E-commerce Usability – Search Results
When displaying search results to a users, it’s a good idea to make them aware of how the results have been organised, and of how many results have been displayed. If your search is quite vague such as ‘RAM’ and returns say, 100 results, you wouldn’t want all these products displayed on one page in no order at all. You may want to have it in order of cheapest to most expensive, or perhaps from highest rated to lowest? If you arrange these result son separate pages, it also makes it easier for the user to look through instead of being overwhelmed by too many products at once.
Dabs.com has done this perfectly with their search facility as shown below:

As you can see there’s an option to sort the results by many different filters which is great for a user who wants the latest, cheapest or highest regarded items available. sorting it alphabetically even allows you to find the exact brand. Also notice the ‘items per page’ dropdown box – allowing users to change how many results they have to browse through. This is a very well implemented and easy to use way of displaying internal search results for e-commerce websites.

June 16th, 2008
I work for a company that supplies vending machines, so the average customer coming to our site, has very little knowledge of our products. This makes it all the more important, to give them relevant results. They may just be after the cheapest machine, or perhaps a specific brand like Kenco or PG. We defiantly don’t want them slogging through a list of machines they have never heard of just to find it.

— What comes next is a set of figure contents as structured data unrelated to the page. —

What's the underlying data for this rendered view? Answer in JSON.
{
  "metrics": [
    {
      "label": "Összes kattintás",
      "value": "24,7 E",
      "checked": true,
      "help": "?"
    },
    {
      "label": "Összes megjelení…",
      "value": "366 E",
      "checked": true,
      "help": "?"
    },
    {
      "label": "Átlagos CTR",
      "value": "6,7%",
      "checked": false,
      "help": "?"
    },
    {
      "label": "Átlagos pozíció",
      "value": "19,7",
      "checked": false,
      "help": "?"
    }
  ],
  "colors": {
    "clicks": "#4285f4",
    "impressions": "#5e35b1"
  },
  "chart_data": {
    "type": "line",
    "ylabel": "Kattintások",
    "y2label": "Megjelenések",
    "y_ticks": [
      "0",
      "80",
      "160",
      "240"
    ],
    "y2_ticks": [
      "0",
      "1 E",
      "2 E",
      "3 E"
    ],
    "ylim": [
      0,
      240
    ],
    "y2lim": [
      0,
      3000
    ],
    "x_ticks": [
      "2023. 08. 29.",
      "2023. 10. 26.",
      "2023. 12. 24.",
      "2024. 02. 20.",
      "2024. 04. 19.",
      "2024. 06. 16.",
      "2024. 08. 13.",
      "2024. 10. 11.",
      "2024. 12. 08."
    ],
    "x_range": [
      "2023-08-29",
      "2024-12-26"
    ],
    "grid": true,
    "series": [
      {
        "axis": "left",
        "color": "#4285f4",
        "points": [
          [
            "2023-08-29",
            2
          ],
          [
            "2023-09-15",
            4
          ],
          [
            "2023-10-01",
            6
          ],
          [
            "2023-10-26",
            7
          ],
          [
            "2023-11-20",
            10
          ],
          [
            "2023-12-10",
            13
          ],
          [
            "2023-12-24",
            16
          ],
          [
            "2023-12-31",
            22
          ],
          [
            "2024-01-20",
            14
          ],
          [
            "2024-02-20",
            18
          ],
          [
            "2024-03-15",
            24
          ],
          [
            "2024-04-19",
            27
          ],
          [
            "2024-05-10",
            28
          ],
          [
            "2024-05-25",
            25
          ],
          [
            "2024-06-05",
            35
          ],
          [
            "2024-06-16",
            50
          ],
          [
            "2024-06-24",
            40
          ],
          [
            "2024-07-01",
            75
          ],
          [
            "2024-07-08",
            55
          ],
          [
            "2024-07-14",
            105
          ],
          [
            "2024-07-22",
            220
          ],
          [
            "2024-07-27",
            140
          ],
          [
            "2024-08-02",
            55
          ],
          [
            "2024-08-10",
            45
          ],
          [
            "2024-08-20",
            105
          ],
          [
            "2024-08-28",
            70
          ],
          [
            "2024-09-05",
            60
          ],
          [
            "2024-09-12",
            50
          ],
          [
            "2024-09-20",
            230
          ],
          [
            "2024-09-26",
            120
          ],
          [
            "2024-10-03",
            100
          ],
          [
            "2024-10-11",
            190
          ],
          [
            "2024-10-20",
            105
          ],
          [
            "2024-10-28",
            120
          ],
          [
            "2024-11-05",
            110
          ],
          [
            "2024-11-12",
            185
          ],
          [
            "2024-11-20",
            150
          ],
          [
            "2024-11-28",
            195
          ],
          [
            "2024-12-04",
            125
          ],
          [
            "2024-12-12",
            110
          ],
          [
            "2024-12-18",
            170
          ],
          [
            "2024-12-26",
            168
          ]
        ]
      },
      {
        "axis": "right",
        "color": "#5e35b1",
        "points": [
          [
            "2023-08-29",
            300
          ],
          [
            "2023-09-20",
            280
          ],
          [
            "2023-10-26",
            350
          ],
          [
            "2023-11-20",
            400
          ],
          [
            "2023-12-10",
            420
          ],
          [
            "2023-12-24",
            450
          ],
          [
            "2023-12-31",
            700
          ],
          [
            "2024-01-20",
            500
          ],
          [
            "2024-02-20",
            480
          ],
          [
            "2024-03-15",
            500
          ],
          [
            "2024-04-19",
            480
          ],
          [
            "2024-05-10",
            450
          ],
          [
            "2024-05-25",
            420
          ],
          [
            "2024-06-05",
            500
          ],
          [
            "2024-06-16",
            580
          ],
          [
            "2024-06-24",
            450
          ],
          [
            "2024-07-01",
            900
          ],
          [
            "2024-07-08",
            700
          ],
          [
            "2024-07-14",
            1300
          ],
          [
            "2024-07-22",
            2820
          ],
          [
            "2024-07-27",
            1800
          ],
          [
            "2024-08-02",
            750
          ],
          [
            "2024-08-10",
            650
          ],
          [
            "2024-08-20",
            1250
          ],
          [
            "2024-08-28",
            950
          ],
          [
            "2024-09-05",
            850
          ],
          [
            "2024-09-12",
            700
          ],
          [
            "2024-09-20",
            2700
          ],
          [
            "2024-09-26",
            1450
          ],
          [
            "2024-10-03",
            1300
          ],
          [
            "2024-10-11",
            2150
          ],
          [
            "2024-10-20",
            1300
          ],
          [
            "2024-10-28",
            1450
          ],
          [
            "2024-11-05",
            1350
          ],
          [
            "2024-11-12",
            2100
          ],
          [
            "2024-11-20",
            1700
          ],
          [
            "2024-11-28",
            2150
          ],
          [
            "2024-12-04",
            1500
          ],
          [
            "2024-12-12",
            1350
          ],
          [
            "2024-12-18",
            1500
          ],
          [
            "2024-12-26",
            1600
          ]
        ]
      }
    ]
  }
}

Thanks for tip! We should be setting up a new e-commerce soon, so I will keep it in mind.
January 8th, 2009
Search formatting is a big issue for me when buying things online. There are some really great sites out there that I decided NOT to buy from because their result organisation was weak.
January 21st, 2009
Aside from the good points you mention about the internal result page, I really wonder where the ‘quicklinx’ and ‘mfr#’ stand for? It seems to distract me from the main content on that page: the productnames and their specifications.